– Хочешь, чтобы я подключилась и проверила?
– Да.
Блум едва удержалась от желания облизнуть губы. Подключение. Геноподключение…
– Для этого тебе пришлось бы предоставить мне полный доступ к системе, – ответила она, стараясь скрыть впечатление, которое произвело на нее его предложение.
– Хорошо, – согласился Гам. – Сейчас его получишь.
– Что я буду с этого иметь? – спросила она, жадно глядя на консоль. – Это все-таки моя профессия, Напасть ее дери. Мне что, работать даром?
– Нет. Конечно, нет. Ты получишь достойную оплату в юнитах как от Погранохраны, так и от элохимов.
– Ладно, – кивнула она, радуясь, что он не заметил, что ее согласие – чистая формальность. Подойдя ближе, она села в стазис-кресло пограничника. – Сними блокировку и дай мне разъем.

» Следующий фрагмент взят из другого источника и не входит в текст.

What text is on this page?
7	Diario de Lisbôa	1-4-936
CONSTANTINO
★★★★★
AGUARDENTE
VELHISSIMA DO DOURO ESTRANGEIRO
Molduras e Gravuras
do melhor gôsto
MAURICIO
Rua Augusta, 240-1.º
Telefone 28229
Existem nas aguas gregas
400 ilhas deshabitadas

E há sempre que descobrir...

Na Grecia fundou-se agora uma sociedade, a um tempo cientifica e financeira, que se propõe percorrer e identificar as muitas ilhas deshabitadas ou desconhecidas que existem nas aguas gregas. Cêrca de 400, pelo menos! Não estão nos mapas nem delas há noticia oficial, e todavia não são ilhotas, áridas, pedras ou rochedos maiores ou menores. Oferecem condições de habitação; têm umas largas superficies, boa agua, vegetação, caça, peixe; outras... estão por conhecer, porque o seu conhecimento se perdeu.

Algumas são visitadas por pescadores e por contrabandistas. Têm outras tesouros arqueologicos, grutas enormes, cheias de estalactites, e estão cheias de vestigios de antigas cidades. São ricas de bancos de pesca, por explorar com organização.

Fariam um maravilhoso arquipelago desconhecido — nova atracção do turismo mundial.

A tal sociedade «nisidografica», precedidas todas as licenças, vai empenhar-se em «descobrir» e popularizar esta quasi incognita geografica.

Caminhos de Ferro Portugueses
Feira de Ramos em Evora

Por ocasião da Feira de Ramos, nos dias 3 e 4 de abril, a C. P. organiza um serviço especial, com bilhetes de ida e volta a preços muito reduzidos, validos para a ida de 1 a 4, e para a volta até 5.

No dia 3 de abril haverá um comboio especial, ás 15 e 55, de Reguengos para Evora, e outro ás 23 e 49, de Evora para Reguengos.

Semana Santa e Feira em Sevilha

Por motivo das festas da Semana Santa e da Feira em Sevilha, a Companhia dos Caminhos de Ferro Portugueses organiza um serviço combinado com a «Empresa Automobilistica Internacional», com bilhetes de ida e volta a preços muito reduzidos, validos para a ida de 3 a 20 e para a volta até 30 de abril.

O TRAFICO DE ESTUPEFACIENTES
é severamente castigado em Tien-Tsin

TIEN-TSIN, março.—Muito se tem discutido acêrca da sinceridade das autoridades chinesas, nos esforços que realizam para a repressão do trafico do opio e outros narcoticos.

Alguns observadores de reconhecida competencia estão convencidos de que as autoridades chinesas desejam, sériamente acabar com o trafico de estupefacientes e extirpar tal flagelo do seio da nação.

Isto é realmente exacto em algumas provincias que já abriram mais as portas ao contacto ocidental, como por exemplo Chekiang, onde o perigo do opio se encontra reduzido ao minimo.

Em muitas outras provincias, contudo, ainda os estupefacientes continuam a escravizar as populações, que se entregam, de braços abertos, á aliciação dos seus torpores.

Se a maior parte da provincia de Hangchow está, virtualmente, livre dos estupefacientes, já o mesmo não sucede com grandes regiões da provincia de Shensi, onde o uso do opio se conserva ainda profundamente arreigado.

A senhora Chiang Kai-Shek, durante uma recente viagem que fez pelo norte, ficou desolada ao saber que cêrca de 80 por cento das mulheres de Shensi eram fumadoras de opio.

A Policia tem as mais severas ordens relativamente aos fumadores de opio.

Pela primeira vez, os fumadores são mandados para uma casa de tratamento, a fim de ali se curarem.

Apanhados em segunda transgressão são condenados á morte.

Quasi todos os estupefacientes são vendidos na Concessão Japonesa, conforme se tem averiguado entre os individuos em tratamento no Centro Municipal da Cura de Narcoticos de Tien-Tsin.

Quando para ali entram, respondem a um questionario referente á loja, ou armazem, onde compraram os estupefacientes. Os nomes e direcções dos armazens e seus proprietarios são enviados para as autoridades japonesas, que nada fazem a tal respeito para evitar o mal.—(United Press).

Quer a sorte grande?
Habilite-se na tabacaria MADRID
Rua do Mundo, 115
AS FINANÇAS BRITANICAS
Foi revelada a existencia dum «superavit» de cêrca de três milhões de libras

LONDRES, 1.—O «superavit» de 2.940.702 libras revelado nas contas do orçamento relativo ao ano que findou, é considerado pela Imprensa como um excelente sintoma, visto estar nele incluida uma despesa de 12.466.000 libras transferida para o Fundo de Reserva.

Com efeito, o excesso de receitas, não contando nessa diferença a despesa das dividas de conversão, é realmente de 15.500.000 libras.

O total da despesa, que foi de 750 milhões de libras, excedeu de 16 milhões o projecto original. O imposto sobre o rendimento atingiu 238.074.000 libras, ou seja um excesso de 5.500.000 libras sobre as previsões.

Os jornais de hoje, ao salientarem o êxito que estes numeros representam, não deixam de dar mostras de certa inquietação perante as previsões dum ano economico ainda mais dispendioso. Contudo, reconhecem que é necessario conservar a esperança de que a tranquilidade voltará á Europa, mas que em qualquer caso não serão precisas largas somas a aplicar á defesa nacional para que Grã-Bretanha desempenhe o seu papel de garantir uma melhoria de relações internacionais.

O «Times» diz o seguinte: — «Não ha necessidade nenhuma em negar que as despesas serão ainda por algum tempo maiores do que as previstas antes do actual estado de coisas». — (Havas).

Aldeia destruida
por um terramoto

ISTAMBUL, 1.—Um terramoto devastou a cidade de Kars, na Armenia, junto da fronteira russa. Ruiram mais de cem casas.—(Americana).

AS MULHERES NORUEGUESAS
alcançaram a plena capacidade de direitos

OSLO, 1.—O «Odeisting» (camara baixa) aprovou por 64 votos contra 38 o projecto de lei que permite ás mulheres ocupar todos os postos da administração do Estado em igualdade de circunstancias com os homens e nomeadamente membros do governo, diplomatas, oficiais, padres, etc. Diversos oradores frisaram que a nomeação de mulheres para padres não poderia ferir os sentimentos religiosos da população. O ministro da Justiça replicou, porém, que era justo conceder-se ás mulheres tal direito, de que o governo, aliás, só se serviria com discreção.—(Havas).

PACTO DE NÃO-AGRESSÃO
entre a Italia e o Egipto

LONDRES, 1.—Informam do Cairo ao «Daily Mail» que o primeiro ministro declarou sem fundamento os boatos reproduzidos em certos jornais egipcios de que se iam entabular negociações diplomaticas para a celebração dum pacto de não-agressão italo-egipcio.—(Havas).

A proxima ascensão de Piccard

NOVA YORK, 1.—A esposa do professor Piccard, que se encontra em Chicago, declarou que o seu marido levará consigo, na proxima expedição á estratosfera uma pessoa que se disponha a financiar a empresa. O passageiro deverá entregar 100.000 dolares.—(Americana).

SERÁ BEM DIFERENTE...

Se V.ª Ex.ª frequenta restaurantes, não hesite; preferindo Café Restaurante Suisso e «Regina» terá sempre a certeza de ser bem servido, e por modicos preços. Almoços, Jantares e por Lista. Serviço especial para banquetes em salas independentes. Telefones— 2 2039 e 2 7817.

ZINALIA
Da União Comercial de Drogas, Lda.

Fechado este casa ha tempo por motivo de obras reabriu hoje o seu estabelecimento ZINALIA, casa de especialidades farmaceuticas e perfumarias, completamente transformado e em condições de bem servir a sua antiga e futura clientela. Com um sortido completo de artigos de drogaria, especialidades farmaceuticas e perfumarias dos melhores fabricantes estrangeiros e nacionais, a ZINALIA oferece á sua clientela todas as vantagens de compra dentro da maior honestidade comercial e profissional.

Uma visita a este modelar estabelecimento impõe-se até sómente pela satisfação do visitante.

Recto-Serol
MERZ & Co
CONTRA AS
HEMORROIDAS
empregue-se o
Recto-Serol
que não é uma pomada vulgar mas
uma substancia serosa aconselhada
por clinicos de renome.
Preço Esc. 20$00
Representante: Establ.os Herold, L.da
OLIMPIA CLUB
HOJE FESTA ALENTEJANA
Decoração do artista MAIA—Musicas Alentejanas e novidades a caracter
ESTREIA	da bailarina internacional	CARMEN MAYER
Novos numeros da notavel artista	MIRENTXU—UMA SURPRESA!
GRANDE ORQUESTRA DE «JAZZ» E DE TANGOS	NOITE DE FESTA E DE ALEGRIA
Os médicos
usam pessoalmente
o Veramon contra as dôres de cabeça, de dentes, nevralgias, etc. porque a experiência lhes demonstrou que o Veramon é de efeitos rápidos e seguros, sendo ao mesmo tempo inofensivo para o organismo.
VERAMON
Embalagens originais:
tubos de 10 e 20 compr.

Я вхожу, – она на мгновение повернулась к застывшей в странной неподвижности элохим. – Только пусть это… нечто ко мне не приближается, хорошо?
– Конечно, – согласился Гам, вводя что-то на навигационной консоли. «Коды, – подумала она. – Он в самом деле все разблокирует. Конец информационному голоду. Если захочу, я могу даже отобрать у тебя весь твой любимый корабль. Напасть, неважно. Главное – геноподключение».
И оно действительно состоялось.
Еще пикосекунду назад Керк Блум находилась в «Темном кристалле» во плоти и крови, но в следующий миг она уже летела по черному туннелю, расцвеченному выжженными следами молний из нулей и единиц и почкующимися монолитами данных, возвышающимися над ней, словно ослепительно-белые горы. В конце туннеля находилась Мать, кастрированный искин корабля, которая приближалась к ней в окружении летающих вокруг иконок доступа… но Керк вырвалась из графической надстройки и скользнула в ядро системы, мир перепутанных цифр, пиктограмм и структур, потоков квантовой энергии и зависимостей между логическими конструктами данных.
Как всегда, она чувствовала, как плывет в водовороте напряжений и шепотов искина, недоступных ее пониманию, хотя она все еще пребывала в оковах системы, словно на мгновение коснувшись настоящего импринта. Но корабль и данные не стали ее частью, не превратились в продолжение персоналя. Она ощущала их, но оставалась сторонним наблюдателем.
Наблюдателем, который, однако, мог перемещать светящиеся кубики этого лабиринта.
Перед ней появились карты пограничника и элохим. Керк не нужно было ничего проверять. Она видела, какие волны информации соединяются друг с другом, а какие разделяются, какие знаки имеют значение, а какие – лишь белый шум.
А потом она увидела зигзаг.
Он походил на рану в структуре данных, замороженный во времени разлом, запутавшийся среди логических ходов. Царапина посреди красоты суперматематики пульсировала, словно гноящаяся язва. Однако Керк была уверена, что это не вирус. Склонившись над разломом, она начала склеивать не его самого, но зависимости, на которые он влиял, пока тот наконец не стал единым целым – не разрывом, но бьющимся сердцем, дополнением и следствием падающих каскадами файлов.
Керк открыла глаза.
– Сколько? – прохрипела она. Стоявший над ней Гам подсовывал ей термокружку с флюидом. Она сделала глоток, чувствуя, как кружится голова.
– Двенадцать с лишним лазурных часов, – прошептал он. – Это было что-то невероятное, Керк. Мы видели, как все складывается воедино. Сейчас Мать закончит анализ того, что ты восстановила. Ты только взгляни…
Блум поднялась с кресла, ощущая боль во всем теле. «Похоже, я здорово изголодалась, – подумала она. – Сколько я там на самом деле пробыла? Время при геноподключении расширяется – минута там длится значительно короче, естественно, в зависимости от системы».